I took my spot on one lonely end of a massive boardroom table that seemed to stretch all the way to DC. Around the table sat professors I admire and respect, teachers with serious academic pedigrees. In other words, nothing like me. I was there to defend my PhD dissertation. After course work and languages and a grueling year of comprehensive exams, I’ve spent two years writing about Wendell Berry’s marvelous fiction and how God’s grace shows up in the common, everyday fabric: in that rich Kentucky soil, in those rivers and hills, in those sturdy friendships, in their sorrows, in the life they make in that one unique place.
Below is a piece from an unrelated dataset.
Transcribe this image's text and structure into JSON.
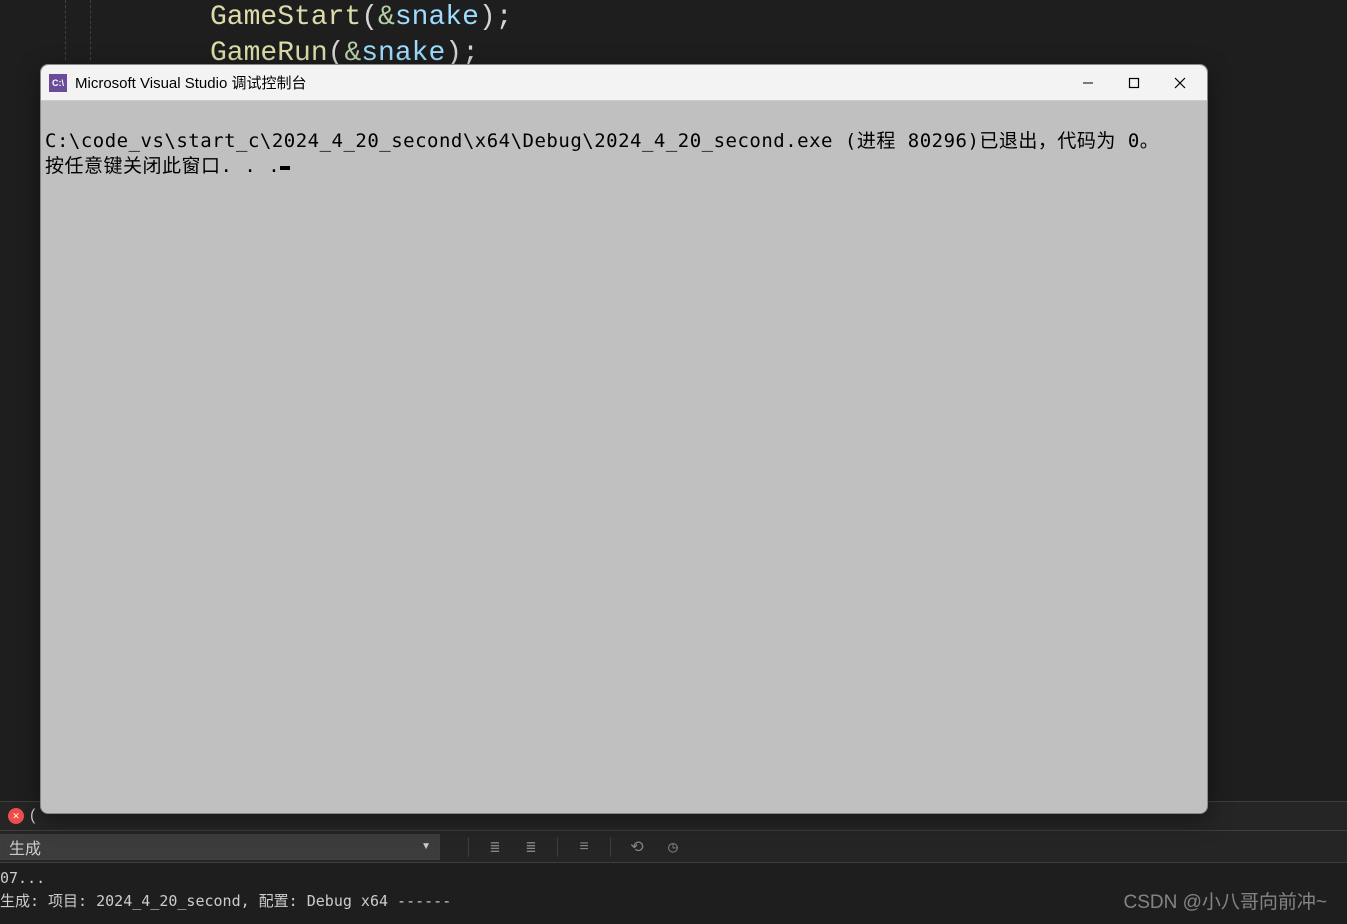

My hope was to better understand Berry’s writing, but just as much, my hope was to better understand my own world and how God shows up in the unique places and people of my life.
There I was, sweating bullets, only to realize that right off the bat I’d made two unfortunate blunders. First, we set my defense date for March 15: the Ides of March. Ominous. Worse, just under the wire, I’d scratched out my heartfelt acknowledgments on the very first page of my dissertation and there, in an ill-advised flourish, I misused the word literally. I mean seriously? – literally? The abuse of this word is the bane of most every middle school grammar teacher in the English-speaking world. I didn’t have tons going for me in this context, but at least I’m supposed to be a writer. I’m supposed to understand elementary vocabulary. I felt like I was rolling into the Rotunda on my tricycle.
Thankfully, the defense went well, and I’m now done. It’s a marvelous feeling.
I’ve asked myself numerous times over the past 5 years why exactly I’ve done this. I’m not entirely sure, but at the most basic I did it because I wanted to and because Miska saw something important here as well. I remember the day when Miska, after years of batting around the crazy idea with me, said, “Winn, I think you have to do this.” That was the lynchpin.
Miska’s my best friend, my partner, the one I trust the most. Last Wednesday, on the other end of that long table, Miska sat there, observing, smiling. Every once in a while, I still hear people talk about the “self-made man.” That’s ridiculous.